Bringing down inflation when it is high does carry some short-term benefits, no question about that, but the long-term negative effects of keeping inflation high and even at moderate rates are by far worse.
Inflation creates wider fluctuations in relative prices, exclusive of market forces of supply and demand. It reduces the clarity of signals coming from the price system, i.e. information conveyed to consumers and producers, via the price charged for a product or service, which provides a signal to increase or decrease supply or demand.
On top of that, such fluctuations in relative prices, increases the costs of long-term contracts, restricting the mechanisms to create motivation for investment and productivity through long-term “relations of production”.
Moderate inflation has more long-term after-effects on Iran’s economy. To keep the inflation within a moderate range, Iranian policymakers tend to keep the prices of some items, including foreign currency, bread and fuel, unchanged low.
The government assumes that these prices–the so-called key prices–have a significant impact on inflation and that by keeping them at fixed rates, the inflation rate would stay below 20%. In doing so, the difference between nominal value and real value of key prices gets wider and consequently more resources are wasted.
Pegging the key prices to inflation rate might seem to be the solution to this problem like pinning the changes in foreign exchange rates on the difference between domestic and foreign inflation rates. But the policy would create hyperinflation, unless inflation is curbed through tools other than controlling key prices.
Such a policy is not popular with policymakers who believe in the appeal of "moderate inflation theory" because it reduces the effect of relative prices with inflation. The interference created in the markets as a result of fluctuations in relative prices reduces the price elasticity of supply—a measure used in economics to show the responsiveness, or elasticity, of the quantity of a good or service supplied to a change in price, implying to the policymaker that changes in key prices have a bigger inflationary effect than having any impact on production.
Therefore, it is easier for the policymaker to keep key prices unchanged as long as possible and control inflation, at moderate level, through this tool.

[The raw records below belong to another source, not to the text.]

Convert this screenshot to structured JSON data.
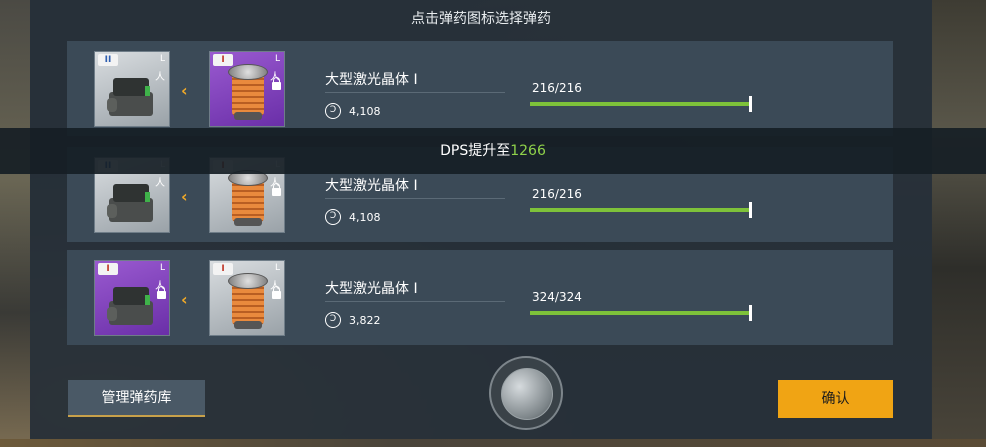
{
  "header": {
    "hint": "点击弹药图标选择弹药"
  },
  "rows": [
    {
      "slot1": {
        "tier": "II",
        "size": "L",
        "locked": false
      },
      "slot2": {
        "tier": "I",
        "size": "L",
        "locked": true
      },
      "name": "大型激光晶体 I",
      "cost": "4,108",
      "ammo": "216/216",
      "fill": 1.0
    },
    {
      "slot1": {
        "tier": "II",
        "size": "L",
        "locked": false
      },
      "slot2": {
        "tier": "I",
        "size": "L",
        "locked": true
      },
      "name": "大型激光晶体 I",
      "cost": "4,108",
      "ammo": "216/216",
      "fill": 1.0
    },
    {
      "slot1": {
        "tier": "I",
        "size": "L",
        "locked": true
      },
      "slot2": {
        "tier": "I",
        "size": "L",
        "locked": true
      },
      "name": "大型激光晶体 I",
      "cost": "3,822",
      "ammo": "324/324",
      "fill": 1.0
    }
  ],
  "dps": {
    "prefix": "DPS提升至",
    "value": "1266"
  },
  "buttons": {
    "manage": "管理弹药库",
    "confirm": "确认"
  },
  "icons": {
    "swap": "chevron-left-icon",
    "cost": "credit-icon",
    "crew": "person-icon",
    "lock": "lock-icon"
  },
  "colors": {
    "accent": "#f0a414",
    "bar": "#7ec23a",
    "dps_value": "#8fd24a"
  }
}
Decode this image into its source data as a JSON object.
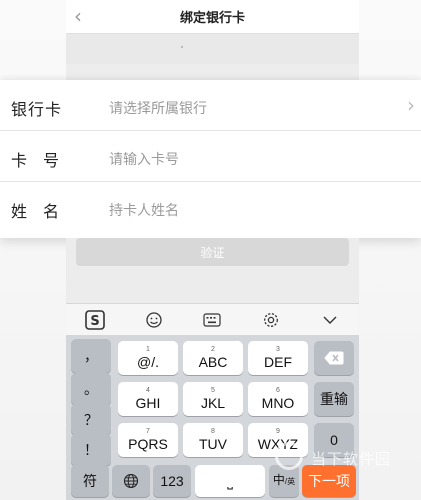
{
  "nav": {
    "back_icon": "chevron-left-icon",
    "title": "绑定银行卡"
  },
  "form": {
    "bank": {
      "label": "银行卡",
      "placeholder": "请选择所属银行"
    },
    "card_number": {
      "label": "卡号",
      "placeholder": "请输入卡号"
    },
    "name": {
      "label": "姓名",
      "placeholder": "持卡人姓名"
    }
  },
  "verify_button": {
    "label": "验证"
  },
  "keyboard": {
    "toolbar_icons": [
      "sogou-logo-icon",
      "emoji-icon",
      "keyboard-icon",
      "settings-icon",
      "collapse-icon"
    ],
    "toolbar_logo_text": "S",
    "left_column": [
      "，",
      "。",
      "？",
      "！"
    ],
    "keys": [
      {
        "num": "1",
        "label": "@/."
      },
      {
        "num": "2",
        "label": "ABC"
      },
      {
        "num": "3",
        "label": "DEF"
      },
      {
        "num": "4",
        "label": "GHI"
      },
      {
        "num": "5",
        "label": "JKL"
      },
      {
        "num": "6",
        "label": "MNO"
      },
      {
        "num": "7",
        "label": "PQRS"
      },
      {
        "num": "8",
        "label": "TUV"
      },
      {
        "num": "9",
        "label": "WXYZ"
      }
    ],
    "retype_label": "重输",
    "zero_label": "0",
    "symbol_label": "符",
    "num_label": "123",
    "space_label": "⎵",
    "lang_label": "中",
    "lang_sub": "/英",
    "next_label": "下一项"
  },
  "watermark": {
    "text": "当下软件园"
  }
}
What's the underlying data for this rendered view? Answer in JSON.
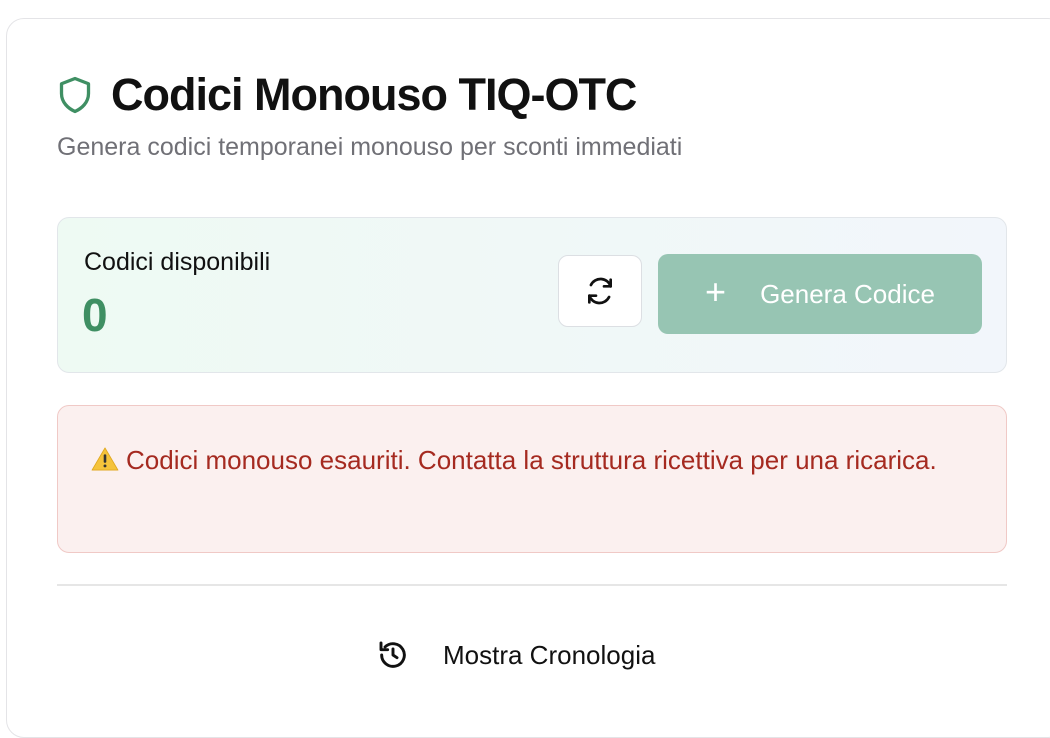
{
  "header": {
    "title": "Codici Monouso TIQ-OTC",
    "subtitle": "Genera codici temporanei monouso per sconti immediati",
    "icon": "shield-icon"
  },
  "stats": {
    "label": "Codici disponibili",
    "count": "0",
    "refresh_icon": "refresh-icon",
    "generate_label": "Genera Codice",
    "generate_icon": "plus-icon"
  },
  "alert": {
    "icon": "warning-icon",
    "message": "Codici monouso esauriti. Contatta la struttura ricettiva per una ricarica."
  },
  "footer": {
    "history_label": "Mostra Cronologia",
    "history_icon": "history-icon"
  },
  "colors": {
    "accent_green": "#3f8f63",
    "button_green_disabled": "#97c5b3",
    "alert_text": "#a52a20",
    "alert_bg": "#fbf0ef"
  }
}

A very costly balance would be needed when the distance between key prices and their real values reaches a critical point and then a new vicious circle begins again.
> Advantages of Low Rates
The government and central bank’s commitment to keeping inflation low and improving gross value added by 2-4% can help tackle a series of policymaking problems in Iran.
For one thing, it cuts the difference between domestic and foreign inflation to zero, there is little need for changes in key prices and it becomes easier to keep prices at their real value.
Low rates of inflation also give broader perspective for contracts and set the stage for investment growth and productivity.
The third advantage of low rates of inflation is the decline in fluctuations of relative prices and their compliance with forces of supply and demand.
In addition, such a commitment would keep inflationary expectations at their lowest levels and lessens the likelihood of price hikes. Therefore, the need for intense contractionary policies to control inflation is reduced and the economy would thrive. This is the chief reason behind remaining steadfast to the commitment of keeping inflation at low rates.
If people believe in this commitment, there will be no need for austerity measures. In fact, the economy would see high and steady growth without the need for the government and central bank to do wonders.
It should be noted that keeping inflation at low levels cannot be accomplished overnight; it needs institutional reforms in policymaking besides a better understanding on the part of the elite and the rest of the community on the destructive role of inflation.
By going down this path, Iran can expect a better economy, otherwise a wobbly growth and relatively high inflationary episodes wait in ambush to catch the Iranian people off-guard, just like before.